Ninguém é capaz de dizer por obra de quem. A zona foi invadida por milícias desordenadas. Acusar o general Nkunda significa apoiar o governo de Kinshasa. Valorizar uma guerra que muitos países, com os seus passados coloniais, desejariam limitar a um combate étnico entre tutsi e hutu. Apontar o dedo sobre o exército regular congolês quer dizer favorecer a estratégia de Kigali que procura novas terras sobre o oeste. A realidade é mais simples e complexa ao mesmo tempo. O norte do Kivu é uma região rica em matérias-primas. Não tanto ouro e diamante, mas coltan [columbita-tantalita] e cobalto. Servem para produzir celulares, computadores e outros materiais eletrônicos. Há um acordo de nove milhões de dólares entre o governo da RDC e um consórcio de empresas chinesas para a exploração dessas jazidas.

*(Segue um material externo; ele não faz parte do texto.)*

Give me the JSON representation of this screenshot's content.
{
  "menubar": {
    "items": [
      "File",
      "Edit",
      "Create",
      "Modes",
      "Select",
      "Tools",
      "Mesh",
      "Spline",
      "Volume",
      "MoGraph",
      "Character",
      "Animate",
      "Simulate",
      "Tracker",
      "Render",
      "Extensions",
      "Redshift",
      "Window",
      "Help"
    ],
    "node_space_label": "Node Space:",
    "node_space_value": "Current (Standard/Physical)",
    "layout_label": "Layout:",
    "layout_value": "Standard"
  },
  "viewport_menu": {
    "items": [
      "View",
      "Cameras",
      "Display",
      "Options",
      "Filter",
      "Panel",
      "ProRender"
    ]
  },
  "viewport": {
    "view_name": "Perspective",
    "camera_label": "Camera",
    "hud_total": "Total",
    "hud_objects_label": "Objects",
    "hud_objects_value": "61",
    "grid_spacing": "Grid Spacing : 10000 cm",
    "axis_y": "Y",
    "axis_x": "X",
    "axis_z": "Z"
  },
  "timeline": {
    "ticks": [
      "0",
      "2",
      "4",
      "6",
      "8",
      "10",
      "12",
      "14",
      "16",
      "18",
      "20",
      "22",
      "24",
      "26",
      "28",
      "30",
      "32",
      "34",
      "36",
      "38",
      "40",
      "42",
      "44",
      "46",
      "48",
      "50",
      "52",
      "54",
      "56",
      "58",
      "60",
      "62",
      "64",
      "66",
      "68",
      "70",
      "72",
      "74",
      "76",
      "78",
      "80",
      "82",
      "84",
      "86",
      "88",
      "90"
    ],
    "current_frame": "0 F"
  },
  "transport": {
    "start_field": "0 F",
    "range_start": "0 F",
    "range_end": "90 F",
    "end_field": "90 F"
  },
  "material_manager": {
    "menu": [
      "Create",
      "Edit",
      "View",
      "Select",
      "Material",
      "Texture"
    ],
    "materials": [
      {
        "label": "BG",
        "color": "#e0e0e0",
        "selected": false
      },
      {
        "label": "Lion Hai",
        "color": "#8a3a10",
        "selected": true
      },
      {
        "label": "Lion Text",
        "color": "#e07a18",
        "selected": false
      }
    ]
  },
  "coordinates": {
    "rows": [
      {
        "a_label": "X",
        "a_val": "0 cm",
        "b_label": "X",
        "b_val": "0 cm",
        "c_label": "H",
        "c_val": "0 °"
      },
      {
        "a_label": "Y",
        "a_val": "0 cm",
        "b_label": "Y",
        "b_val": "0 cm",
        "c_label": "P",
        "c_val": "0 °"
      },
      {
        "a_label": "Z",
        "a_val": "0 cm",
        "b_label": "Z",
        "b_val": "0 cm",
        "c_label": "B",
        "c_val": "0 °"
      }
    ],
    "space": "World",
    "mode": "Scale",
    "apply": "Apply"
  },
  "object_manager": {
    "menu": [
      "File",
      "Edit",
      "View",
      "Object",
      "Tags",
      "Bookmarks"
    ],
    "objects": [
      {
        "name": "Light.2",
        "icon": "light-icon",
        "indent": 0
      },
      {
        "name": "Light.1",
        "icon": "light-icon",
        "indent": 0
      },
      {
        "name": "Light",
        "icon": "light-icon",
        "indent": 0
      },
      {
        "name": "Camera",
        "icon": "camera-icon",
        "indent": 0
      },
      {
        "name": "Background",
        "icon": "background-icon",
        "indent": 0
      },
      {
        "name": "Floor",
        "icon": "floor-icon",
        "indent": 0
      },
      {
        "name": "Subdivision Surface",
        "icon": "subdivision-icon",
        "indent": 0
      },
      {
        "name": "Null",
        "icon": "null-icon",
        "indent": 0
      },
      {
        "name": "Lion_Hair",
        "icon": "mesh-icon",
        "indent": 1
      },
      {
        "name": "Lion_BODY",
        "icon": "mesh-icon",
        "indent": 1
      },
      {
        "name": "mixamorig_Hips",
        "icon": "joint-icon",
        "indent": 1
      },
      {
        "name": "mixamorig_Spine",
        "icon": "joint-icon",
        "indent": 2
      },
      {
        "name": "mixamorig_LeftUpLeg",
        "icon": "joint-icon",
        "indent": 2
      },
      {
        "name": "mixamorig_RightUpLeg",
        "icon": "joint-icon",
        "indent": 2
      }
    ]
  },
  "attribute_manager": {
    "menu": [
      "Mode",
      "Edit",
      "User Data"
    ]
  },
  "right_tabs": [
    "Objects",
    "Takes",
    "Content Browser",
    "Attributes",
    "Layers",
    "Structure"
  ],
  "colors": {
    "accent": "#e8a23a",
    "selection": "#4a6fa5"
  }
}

Pequim assegurou a extração do 10,6 toneladas de coffer e 626 toneladas de cobalto. Em troca, comprometeu-se a construir um sistema rodoviário que nunca existiu. Mas o norte do Kivu é também uma terra muito fértil. Os agricultores podem obter até três colheitas por ano. Os pastores garantem pastos imensos. Os primeiros são, sobretudo, de etnia hutu; os segundos pertencem aos tutsi. Ter uma vaca ou um pedaço de terra nestas regiões é tudo. Significa alimento, dignidade, respeito, bens, poder. Os limites estabelecidos pelos impérios coloniais de modo artificial e esquemáticos, traçando uma linha reta sobre o mapa geográfico, desorganizaram tradições e equilíbrios que andavam juntos há séculos. A convivência entre as diversas etnias se despedaçou. Alguém fomentou uma rivalidade que nunca existiu. Jogou com as raças, os privilégios, a ignorância e a pobreza. Alimentou ódios e rancores. Até um massacre, preordenado e estudado teoricamente, que provocou um genocídio de um milhão de pessoas.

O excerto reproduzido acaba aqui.